Spotify files to go public

  • Spotify has confidentially filed for a public listing, sources told CNBC.
  • Sources have told CNBC that Spotify will be a direct listing on the NYSE by the end of the first quarter of 2018.
Daniel Ek, chief executive officer and co-founder of Spotify AB.
Akio Kon | Bloomberg | Getty Images
Daniel Ek, chief executive officer and co-founder of Spotify AB.

Spotify's unconventional plans to go public appear to be moving forward.

The music-streaming company has confidentially filed for a public listing, sources told CNBC. Spotify declined to comment.

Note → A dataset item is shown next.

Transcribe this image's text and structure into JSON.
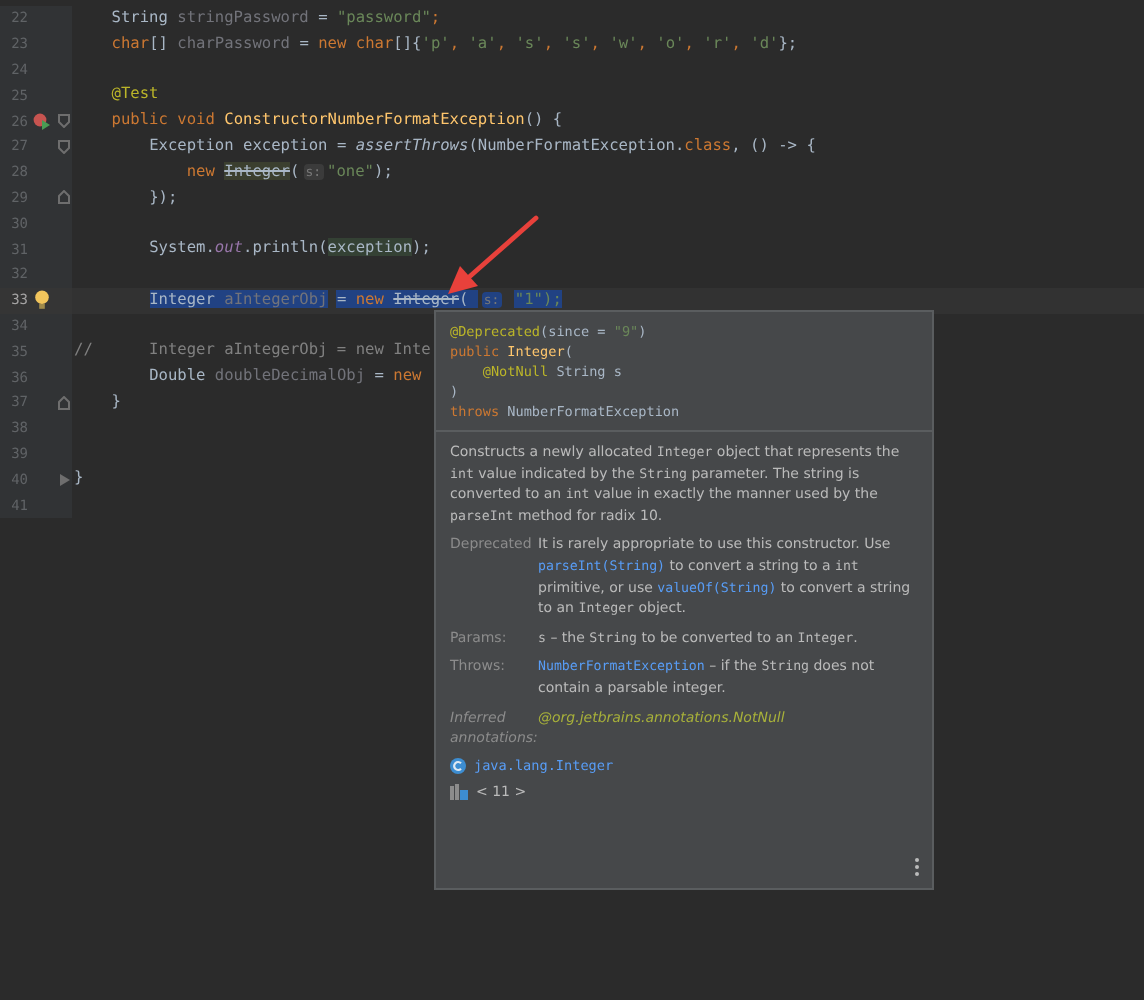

In the past, sources have told CNBC that Spotify would put a direct listing on the NYSE sometime during the fourth quarter of 2017 or first quarter of 2018, assisted by Morgan Stanley, Goldman Sachs, and Allen & Co. On Wednesday, sources added that Spotify had been trying to confidentially file in the fourth quarter, as early as October, but still didn't have SEC clearance.

Once Spotify obtained that clearance, it was able to file an F-1, an SEC document for foreign private issuers that serves as a catchall for first-time security offerings.

Spotify, which was founded in Stockholm, initially thought that it may not need to do a quiet period or a traditional F-1. But as part of the SEC clearance process, it now needs both, sources said.

Axios previously reported some details, citing unnamed sources, including that Spotify filed IPO documents in December for a public offering, citing unnamed sources.

A direct listing is slightly different than a traditional IPO. During an IPO, the company offers investors shares first, which allows underwriters to set an initial price. A direct listing allows investors to buy shares only through the open market, with no predetermined price.

News of Spotify's F-1 filing comes on the heels of a new copyright lawsuit against the company. Wixen Music Publishing claims that Spotify used thousands of songs without a license.

But sources told CNBC that it is "business as usual" at Spotify, and the suit is not seen as overly concerning in terms of the public offering.